Panic notifier path (kernel panic, soft-lockup, hard hangs)¶
atomic_notifier_chain_register(&panic_notifier_list, ...) with
priority = INT_MAX. When panic() fires, our callback runs first in
the chain and does the same writel(0, base) as the restart path —
chip reset within ~1.3 s.
We return NOTIFY_DONE, so other panic notifiers (crashlog dumpers,
console flushers) still get a turn inside the ~1.3 s grace window
before the chip overflows. They just no longer gate our reset write.
Without this path, a soft-lockup would spam the console every 22 s indefinitely (the framework's auto-kicker keeps petting the chip from softirq context, which still runs because syscall-return path drains). With the path, a soft-lockup reboots the box autonomously in ~23 s — 22 s detection + ~1.3 s chip overflow.
Userspace feeder failure¶
/etc/init.d/S25watchdog runs watchdog -t 30 /dev/watchdog.
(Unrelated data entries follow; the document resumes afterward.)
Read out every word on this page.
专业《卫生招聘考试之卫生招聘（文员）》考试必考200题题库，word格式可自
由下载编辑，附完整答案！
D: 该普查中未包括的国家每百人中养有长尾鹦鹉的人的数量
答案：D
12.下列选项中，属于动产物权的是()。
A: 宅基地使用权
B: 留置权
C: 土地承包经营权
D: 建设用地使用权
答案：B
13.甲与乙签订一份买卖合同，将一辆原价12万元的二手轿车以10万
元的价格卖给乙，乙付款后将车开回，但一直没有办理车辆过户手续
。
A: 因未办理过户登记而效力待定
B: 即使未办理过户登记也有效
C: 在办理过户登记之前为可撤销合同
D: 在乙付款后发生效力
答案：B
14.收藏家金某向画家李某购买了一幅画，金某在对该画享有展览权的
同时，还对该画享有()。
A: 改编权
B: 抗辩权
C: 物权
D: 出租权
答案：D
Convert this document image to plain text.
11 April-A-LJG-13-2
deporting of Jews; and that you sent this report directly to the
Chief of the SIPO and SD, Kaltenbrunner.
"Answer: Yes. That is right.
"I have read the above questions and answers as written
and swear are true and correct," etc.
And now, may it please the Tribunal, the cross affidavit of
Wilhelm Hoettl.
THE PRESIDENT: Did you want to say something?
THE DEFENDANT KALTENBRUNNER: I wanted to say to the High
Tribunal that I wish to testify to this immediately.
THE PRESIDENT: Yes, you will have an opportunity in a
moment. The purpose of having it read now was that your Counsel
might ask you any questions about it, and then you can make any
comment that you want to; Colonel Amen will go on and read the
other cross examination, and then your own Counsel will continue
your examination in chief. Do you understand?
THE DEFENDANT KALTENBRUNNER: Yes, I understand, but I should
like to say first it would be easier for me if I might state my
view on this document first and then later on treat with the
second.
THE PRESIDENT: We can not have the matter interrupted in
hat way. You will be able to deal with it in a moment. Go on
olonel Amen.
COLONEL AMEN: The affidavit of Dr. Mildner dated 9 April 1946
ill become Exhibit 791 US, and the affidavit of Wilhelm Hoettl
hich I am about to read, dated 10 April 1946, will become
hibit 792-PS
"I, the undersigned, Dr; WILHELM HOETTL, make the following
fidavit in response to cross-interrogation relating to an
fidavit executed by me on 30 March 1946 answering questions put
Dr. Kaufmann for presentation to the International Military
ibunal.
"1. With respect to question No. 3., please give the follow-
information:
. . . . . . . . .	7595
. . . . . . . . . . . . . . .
| Failure mode | Outcome |
|---|---|
Feeder killed with kill -9 (no V) |
Framework auto-kicker keeps chip armed; safety net preserved |
Feeder closes with Magic-Close V |
Chip disarmed (WDTE=0xA5); next /dev/watchdog open re-arms it |
| Userspace deadlocked, syscalls run | Soft-lockup detector → panic → notifier path (see above) |
| Userspace deadlocked, no syscalls | Soft-lockup detector → panic → notifier path (UP/PREEMPT_NONE assumption) |
Troubleshooting¶
| Symptom | Likely cause / where to look |
|---|---|
No rtl819x-wdt lines in dmesg |
DT node missing / disabled, or CONFIG_RTL819X_WDT not set |
last reset: watchdog timeout after every boot |
Feeder not kicking, or kernel hangs during init |
| Box reboots every ~60 s | No userspace feeder + framework not adopting (check WDOG_HW_RUNNING in sysfs status) |
| Box never reboots from a hang | CONFIG_BOOTPARAM_SOFTLOCKUP_PANIC not set, or panic chain wedged before our notifier |
/dev/watchdog open fails with -EBUSY |
Another process already holds it (fuser /dev/watchdog) |
WDTCNR reads 0xA5... after probe |
Driver loaded but chip stopped — usually means userspace did a Magic-Close and never re-opened |
For the validation suite that covers all the above, see the test plan
at ~/.claude/plans/drifting-finding-lantern.md (developer-side; not
checked into the public tree).
Pointers¶
- Source:
rtl819x_wdt.c(this directory). - Design log + per-finding history:
AUDIT.md(this directory). - Device tree:
arch/mips/boot/dts/realtek/rtl819x.dtsi, nodewatchdog@311c. - Kernel config:
config-6.18-realtek.txtat the kernel build root. - Userspace feeder init:
34-Userdata/skeleton/etc/init.d/S25watchdog. - BusyBox watchdog applet:
busybox.config(CONFIG_WATCHDOG=y). - Datasheet reference: RTL8196E-CG, Track ID JATR-3375-16 Rev. 1.0, table 27 (WDTCNR field layout).